To protect against explosion of such a cell, which may occur as the result of unacceptably high internal pressures due to overheating of the cell, or due to incorrect connection of the cell poles, the cell's plastic seal is advantageously provided with predetermined breaking points. To this end, points of reduced strength are provided which can withstand normal operating pressures, but which can assure the release of excess pressures from the cell by breaking down before the cell's internal pressure reaches an uncontrollably high value.
Predetermined breaking points in plastic seals are usually formed by greatly reducing the thickness of the material in a desired area. As an example of this, the sealing member described in U.S. Pat. No. 4,476,200 includes a bursting membrane to develop the desired predetermined breaking point. However, the predetermined breaking point may also be developed as part of the cell's disk-shaped sealing member, by providing the sealing member with a region having a smaller wall thickness than its surroundings and which is separated from its surroundings by a circular score or rupture line of reduced material thickness.
Care must be taken to assure that the integrity of the plastic seal is not jeopardized by the predetermined breaking point. Its chemical resistance to attack by the electrolyte must be ensured. Its stability in terms of shape, which is needed to maintain internal pressure, must not be allowed to decrease. The rate of permeation for oxygen, water and electrolyte must be maintained low.
Insofar as it was possible to take these fundamental requirements into account, of the available materials, polyamide proved to be especially suitable for use with zinc-manganese dioxide cells as compared to other thermoplastics such as polyethylene, polypropylene, polyethylene-polypropylene copolymers, polyphenylene oxide or acrylonitrile-butadiene-styrene terpolymer because polyamide is characterized by high dimensional stability and satisfactory resistance to chemicals. Because of these properties, seals based on polyamide have also proven to be especially highly successful in connection with the manufacture of round cells.

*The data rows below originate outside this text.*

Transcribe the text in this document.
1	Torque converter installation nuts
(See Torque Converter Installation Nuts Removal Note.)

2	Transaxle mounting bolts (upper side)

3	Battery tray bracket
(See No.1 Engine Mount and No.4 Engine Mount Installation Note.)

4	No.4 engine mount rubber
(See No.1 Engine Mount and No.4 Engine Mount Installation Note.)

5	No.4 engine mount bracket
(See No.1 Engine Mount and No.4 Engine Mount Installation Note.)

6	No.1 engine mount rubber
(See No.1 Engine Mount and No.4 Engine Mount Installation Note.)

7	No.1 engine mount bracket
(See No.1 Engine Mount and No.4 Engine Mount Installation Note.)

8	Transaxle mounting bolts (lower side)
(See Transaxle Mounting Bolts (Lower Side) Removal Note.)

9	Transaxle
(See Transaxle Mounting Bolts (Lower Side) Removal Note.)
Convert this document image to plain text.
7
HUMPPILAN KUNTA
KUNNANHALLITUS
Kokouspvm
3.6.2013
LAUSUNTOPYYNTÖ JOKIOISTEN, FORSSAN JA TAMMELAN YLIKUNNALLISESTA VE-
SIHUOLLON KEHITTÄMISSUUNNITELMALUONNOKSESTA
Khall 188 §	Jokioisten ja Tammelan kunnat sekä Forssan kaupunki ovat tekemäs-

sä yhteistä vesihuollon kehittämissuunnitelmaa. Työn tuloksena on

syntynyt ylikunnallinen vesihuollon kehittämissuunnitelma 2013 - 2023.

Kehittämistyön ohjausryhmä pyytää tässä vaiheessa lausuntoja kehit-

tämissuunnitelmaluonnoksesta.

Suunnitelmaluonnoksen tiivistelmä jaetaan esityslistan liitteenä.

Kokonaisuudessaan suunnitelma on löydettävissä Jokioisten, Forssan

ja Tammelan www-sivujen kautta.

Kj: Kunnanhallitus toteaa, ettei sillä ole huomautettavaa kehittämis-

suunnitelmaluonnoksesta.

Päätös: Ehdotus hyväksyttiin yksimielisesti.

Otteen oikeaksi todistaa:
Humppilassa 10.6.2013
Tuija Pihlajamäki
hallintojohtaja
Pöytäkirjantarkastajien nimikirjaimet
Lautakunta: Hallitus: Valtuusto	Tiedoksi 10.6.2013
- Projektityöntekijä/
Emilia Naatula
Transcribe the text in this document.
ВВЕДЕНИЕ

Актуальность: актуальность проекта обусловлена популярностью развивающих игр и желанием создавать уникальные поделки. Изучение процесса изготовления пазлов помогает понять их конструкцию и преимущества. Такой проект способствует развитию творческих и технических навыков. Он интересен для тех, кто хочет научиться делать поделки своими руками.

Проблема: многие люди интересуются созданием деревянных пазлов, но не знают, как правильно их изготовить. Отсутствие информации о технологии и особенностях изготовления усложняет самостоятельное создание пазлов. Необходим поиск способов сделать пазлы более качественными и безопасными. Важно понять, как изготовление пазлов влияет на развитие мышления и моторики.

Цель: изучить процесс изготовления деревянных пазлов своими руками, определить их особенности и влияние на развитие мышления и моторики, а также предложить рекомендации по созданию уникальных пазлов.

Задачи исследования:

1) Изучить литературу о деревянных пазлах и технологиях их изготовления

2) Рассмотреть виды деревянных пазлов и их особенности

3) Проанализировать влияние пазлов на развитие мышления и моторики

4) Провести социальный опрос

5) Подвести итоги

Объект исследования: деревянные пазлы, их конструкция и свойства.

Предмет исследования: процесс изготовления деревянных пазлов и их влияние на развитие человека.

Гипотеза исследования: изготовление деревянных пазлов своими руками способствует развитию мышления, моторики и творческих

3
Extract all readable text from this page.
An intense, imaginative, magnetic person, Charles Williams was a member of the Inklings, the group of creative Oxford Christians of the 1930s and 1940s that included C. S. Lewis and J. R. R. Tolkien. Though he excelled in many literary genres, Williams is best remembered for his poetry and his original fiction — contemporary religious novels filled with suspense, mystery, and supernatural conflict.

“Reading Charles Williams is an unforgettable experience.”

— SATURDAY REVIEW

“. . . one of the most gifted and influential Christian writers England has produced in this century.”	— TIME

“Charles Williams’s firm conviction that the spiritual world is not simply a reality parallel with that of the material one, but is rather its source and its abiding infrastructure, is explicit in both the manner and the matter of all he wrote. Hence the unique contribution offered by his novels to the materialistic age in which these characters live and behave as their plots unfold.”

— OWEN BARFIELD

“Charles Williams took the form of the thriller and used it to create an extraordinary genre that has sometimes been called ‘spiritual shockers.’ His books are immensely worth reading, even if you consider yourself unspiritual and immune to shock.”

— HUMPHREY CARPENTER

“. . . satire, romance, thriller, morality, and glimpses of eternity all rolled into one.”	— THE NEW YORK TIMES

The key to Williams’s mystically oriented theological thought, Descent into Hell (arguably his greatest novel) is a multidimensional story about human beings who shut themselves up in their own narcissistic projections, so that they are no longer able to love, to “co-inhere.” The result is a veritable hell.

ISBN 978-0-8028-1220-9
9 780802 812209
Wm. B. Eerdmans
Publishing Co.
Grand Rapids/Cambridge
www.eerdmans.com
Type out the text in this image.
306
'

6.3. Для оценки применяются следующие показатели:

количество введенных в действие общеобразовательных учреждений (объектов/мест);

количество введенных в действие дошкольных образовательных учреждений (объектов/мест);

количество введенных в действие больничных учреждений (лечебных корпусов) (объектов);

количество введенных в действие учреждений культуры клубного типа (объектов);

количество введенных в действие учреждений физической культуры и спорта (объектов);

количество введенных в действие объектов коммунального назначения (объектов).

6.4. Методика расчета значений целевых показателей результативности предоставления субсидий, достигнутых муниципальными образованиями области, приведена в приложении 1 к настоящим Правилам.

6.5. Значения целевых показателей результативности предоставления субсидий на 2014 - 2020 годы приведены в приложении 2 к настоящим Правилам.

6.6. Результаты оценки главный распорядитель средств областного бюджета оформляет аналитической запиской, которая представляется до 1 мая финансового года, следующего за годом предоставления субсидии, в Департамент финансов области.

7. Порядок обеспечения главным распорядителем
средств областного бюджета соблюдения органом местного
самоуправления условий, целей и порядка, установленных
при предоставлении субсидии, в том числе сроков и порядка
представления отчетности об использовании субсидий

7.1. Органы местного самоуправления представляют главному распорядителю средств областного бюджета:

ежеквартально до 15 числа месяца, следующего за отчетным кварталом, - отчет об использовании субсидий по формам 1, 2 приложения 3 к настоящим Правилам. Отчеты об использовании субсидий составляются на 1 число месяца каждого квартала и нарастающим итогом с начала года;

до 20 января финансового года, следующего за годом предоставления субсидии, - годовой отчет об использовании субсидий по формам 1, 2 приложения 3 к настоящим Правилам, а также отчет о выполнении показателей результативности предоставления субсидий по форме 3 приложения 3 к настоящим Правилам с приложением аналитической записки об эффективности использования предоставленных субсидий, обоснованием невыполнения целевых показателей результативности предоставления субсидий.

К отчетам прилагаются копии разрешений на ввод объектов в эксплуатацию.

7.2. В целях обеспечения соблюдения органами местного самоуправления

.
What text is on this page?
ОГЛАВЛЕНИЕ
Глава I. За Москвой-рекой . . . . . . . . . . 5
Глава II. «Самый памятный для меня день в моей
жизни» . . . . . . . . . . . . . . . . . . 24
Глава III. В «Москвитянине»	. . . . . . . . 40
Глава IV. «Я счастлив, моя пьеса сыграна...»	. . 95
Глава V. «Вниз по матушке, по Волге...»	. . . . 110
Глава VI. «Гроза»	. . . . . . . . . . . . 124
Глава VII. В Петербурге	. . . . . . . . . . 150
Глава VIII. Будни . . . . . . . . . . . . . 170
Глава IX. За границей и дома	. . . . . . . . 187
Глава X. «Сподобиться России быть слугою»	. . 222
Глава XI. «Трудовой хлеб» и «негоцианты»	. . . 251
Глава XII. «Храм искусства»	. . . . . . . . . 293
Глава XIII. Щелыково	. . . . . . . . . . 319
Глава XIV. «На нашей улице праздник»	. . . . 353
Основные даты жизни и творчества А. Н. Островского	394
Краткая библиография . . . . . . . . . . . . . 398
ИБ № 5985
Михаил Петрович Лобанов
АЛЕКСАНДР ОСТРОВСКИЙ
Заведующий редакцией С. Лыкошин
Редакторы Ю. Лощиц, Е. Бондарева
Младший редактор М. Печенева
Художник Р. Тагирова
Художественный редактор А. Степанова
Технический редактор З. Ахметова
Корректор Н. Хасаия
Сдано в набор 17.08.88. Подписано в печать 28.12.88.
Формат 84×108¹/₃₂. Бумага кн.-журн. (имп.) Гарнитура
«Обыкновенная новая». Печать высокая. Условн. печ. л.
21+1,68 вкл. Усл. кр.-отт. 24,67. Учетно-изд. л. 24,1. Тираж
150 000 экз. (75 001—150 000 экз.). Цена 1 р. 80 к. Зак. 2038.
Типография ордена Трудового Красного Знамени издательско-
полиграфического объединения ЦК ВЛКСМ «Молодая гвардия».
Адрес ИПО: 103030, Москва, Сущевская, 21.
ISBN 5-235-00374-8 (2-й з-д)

However, practical experience has shown that the bursting pressure drops to only a fraction (about 1/10) of its original value in the case of polyamide seals provided with bursting membranes if the seal is simultaneously exposed to alcaline electrolyte and elevated temperature. This reduction, which leads to a premature response of the bursting membrane, was found to result from stress corrosion cracking which develops under the effect of the electrolyte.